According to Starr, Pomona “will continue to support ongoing public health efforts. Vaccination will be an important part of getting [its] students back to campus. The campaign in [its] region is accelerating and The Claremont College’s Student Health Services has been approved to dispense COVID-19 vaccines. In the weeks ahead, [Pomona] will be holding a series of town hall Zoom meetings for students, families, faculty and staff on the issues involved in vaccination, which brings great promise for progress in fighting the pandemic. (Again, we urge everyone to get vaccinated as soon as they become eligible and not to wait for SHS to receive a supply.)”

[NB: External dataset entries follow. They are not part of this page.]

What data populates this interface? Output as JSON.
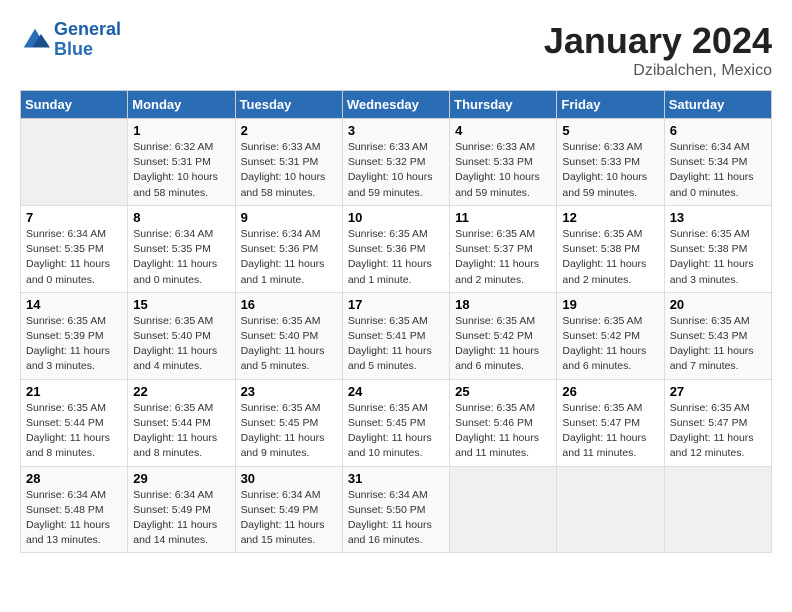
{
  "header": {
    "logo_general": "General",
    "logo_blue": "Blue",
    "month": "January 2024",
    "location": "Dzibalchen, Mexico"
  },
  "days_of_week": [
    "Sunday",
    "Monday",
    "Tuesday",
    "Wednesday",
    "Thursday",
    "Friday",
    "Saturday"
  ],
  "weeks": [
    [
      {
        "day": "",
        "info": ""
      },
      {
        "day": "1",
        "info": "Sunrise: 6:32 AM\nSunset: 5:31 PM\nDaylight: 10 hours\nand 58 minutes."
      },
      {
        "day": "2",
        "info": "Sunrise: 6:33 AM\nSunset: 5:31 PM\nDaylight: 10 hours\nand 58 minutes."
      },
      {
        "day": "3",
        "info": "Sunrise: 6:33 AM\nSunset: 5:32 PM\nDaylight: 10 hours\nand 59 minutes."
      },
      {
        "day": "4",
        "info": "Sunrise: 6:33 AM\nSunset: 5:33 PM\nDaylight: 10 hours\nand 59 minutes."
      },
      {
        "day": "5",
        "info": "Sunrise: 6:33 AM\nSunset: 5:33 PM\nDaylight: 10 hours\nand 59 minutes."
      },
      {
        "day": "6",
        "info": "Sunrise: 6:34 AM\nSunset: 5:34 PM\nDaylight: 11 hours\nand 0 minutes."
      }
    ],
    [
      {
        "day": "7",
        "info": "Sunrise: 6:34 AM\nSunset: 5:35 PM\nDaylight: 11 hours\nand 0 minutes."
      },
      {
        "day": "8",
        "info": "Sunrise: 6:34 AM\nSunset: 5:35 PM\nDaylight: 11 hours\nand 0 minutes."
      },
      {
        "day": "9",
        "info": "Sunrise: 6:34 AM\nSunset: 5:36 PM\nDaylight: 11 hours\nand 1 minute."
      },
      {
        "day": "10",
        "info": "Sunrise: 6:35 AM\nSunset: 5:36 PM\nDaylight: 11 hours\nand 1 minute."
      },
      {
        "day": "11",
        "info": "Sunrise: 6:35 AM\nSunset: 5:37 PM\nDaylight: 11 hours\nand 2 minutes."
      },
      {
        "day": "12",
        "info": "Sunrise: 6:35 AM\nSunset: 5:38 PM\nDaylight: 11 hours\nand 2 minutes."
      },
      {
        "day": "13",
        "info": "Sunrise: 6:35 AM\nSunset: 5:38 PM\nDaylight: 11 hours\nand 3 minutes."
      }
    ],
    [
      {
        "day": "14",
        "info": "Sunrise: 6:35 AM\nSunset: 5:39 PM\nDaylight: 11 hours\nand 3 minutes."
      },
      {
        "day": "15",
        "info": "Sunrise: 6:35 AM\nSunset: 5:40 PM\nDaylight: 11 hours\nand 4 minutes."
      },
      {
        "day": "16",
        "info": "Sunrise: 6:35 AM\nSunset: 5:40 PM\nDaylight: 11 hours\nand 5 minutes."
      },
      {
        "day": "17",
        "info": "Sunrise: 6:35 AM\nSunset: 5:41 PM\nDaylight: 11 hours\nand 5 minutes."
      },
      {
        "day": "18",
        "info": "Sunrise: 6:35 AM\nSunset: 5:42 PM\nDaylight: 11 hours\nand 6 minutes."
      },
      {
        "day": "19",
        "info": "Sunrise: 6:35 AM\nSunset: 5:42 PM\nDaylight: 11 hours\nand 6 minutes."
      },
      {
        "day": "20",
        "info": "Sunrise: 6:35 AM\nSunset: 5:43 PM\nDaylight: 11 hours\nand 7 minutes."
      }
    ],
    [
      {
        "day": "21",
        "info": "Sunrise: 6:35 AM\nSunset: 5:44 PM\nDaylight: 11 hours\nand 8 minutes."
      },
      {
        "day": "22",
        "info": "Sunrise: 6:35 AM\nSunset: 5:44 PM\nDaylight: 11 hours\nand 8 minutes."
      },
      {
        "day": "23",
        "info": "Sunrise: 6:35 AM\nSunset: 5:45 PM\nDaylight: 11 hours\nand 9 minutes."
      },
      {
        "day": "24",
        "info": "Sunrise: 6:35 AM\nSunset: 5:45 PM\nDaylight: 11 hours\nand 10 minutes."
      },
      {
        "day": "25",
        "info": "Sunrise: 6:35 AM\nSunset: 5:46 PM\nDaylight: 11 hours\nand 11 minutes."
      },
      {
        "day": "26",
        "info": "Sunrise: 6:35 AM\nSunset: 5:47 PM\nDaylight: 11 hours\nand 11 minutes."
      },
      {
        "day": "27",
        "info": "Sunrise: 6:35 AM\nSunset: 5:47 PM\nDaylight: 11 hours\nand 12 minutes."
      }
    ],
    [
      {
        "day": "28",
        "info": "Sunrise: 6:34 AM\nSunset: 5:48 PM\nDaylight: 11 hours\nand 13 minutes."
      },
      {
        "day": "29",
        "info": "Sunrise: 6:34 AM\nSunset: 5:49 PM\nDaylight: 11 hours\nand 14 minutes."
      },
      {
        "day": "30",
        "info": "Sunrise: 6:34 AM\nSunset: 5:49 PM\nDaylight: 11 hours\nand 15 minutes."
      },
      {
        "day": "31",
        "info": "Sunrise: 6:34 AM\nSunset: 5:50 PM\nDaylight: 11 hours\nand 16 minutes."
      },
      {
        "day": "",
        "info": ""
      },
      {
        "day": "",
        "info": ""
      },
      {
        "day": "",
        "info": ""
      }
    ]
  ]
}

In her email, Starr explained that “Los Angeles County, in response to a devastating surge in COVID-19 cases and hospitalizations, had placed on hold plans to allow some students to return to college campuses in spring as part of a planned waiver/pilot program – a program [Pomona] had sought in the urgent work to resume in-person education. While the situation is now starting to improve in our county, case counts remain very high, and the county has let us know it is unlikely a pilot program could be in place by March.” In light of this decision, Starr said, “[t]here simply was no longer a path on the county’s current timeframe, and [Pomona] will remain in the remote environment for spring.”

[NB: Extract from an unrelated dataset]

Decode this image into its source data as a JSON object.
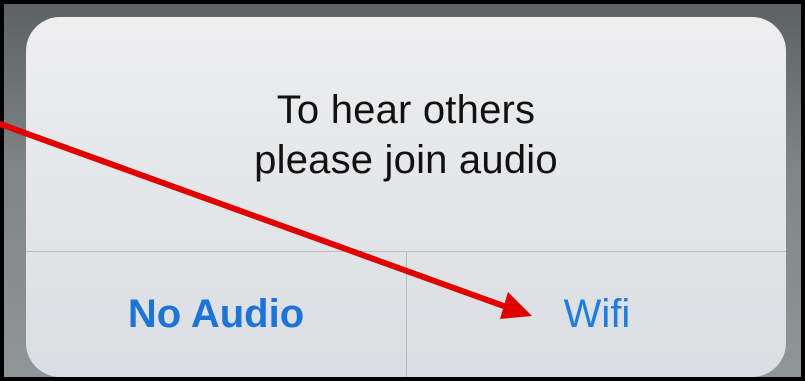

Despite the decision to remain online for the rest of the spring, Starr claimed that, with “vaccines now a reality, and Pomona prepped and ready, I am happy to say the resumption of campus life is now in sight as we look to the fall, and with it, a full return to our beautiful Claremont.” Starr explained that Pomona needs “[LA] county’s powerful governing body – the Board of Supervisors – to provide a clear and responsible path for college students to return to their campuses.” According to Starr’s email, in the meantime Pomona will continue to find “new partners and accelerate the campaign of advocacy both for [its] students and those across the county.”
Starr also pointed out that “neighboring counties have been able to re-open college campuses, as have most other governmental entities in the U.S. [Starr] believe[s] it can be done here as well, but so far, attention in [LA] county has been focused elsewhere. Indoor malls, to take one example, are open, with continuing adjustments to occupancy levels, while colleges like Pomona are not even permitted to hold classes outside with social distancing and other precautions. There is no scientific rationale for this variation and, though well-intentioned, it indicates a troubling lack of priority for young people.”
Starr concluded by informing students that “[i]n the weeks ahead, we will ask for your help in making our voices heard as we continue to build a coalition to push for the balanced approach that upholds our young people and the future of our region. I will work tirelessly to advocate for the most vulnerable students who face the greatest hurdles in this temporary online environment.”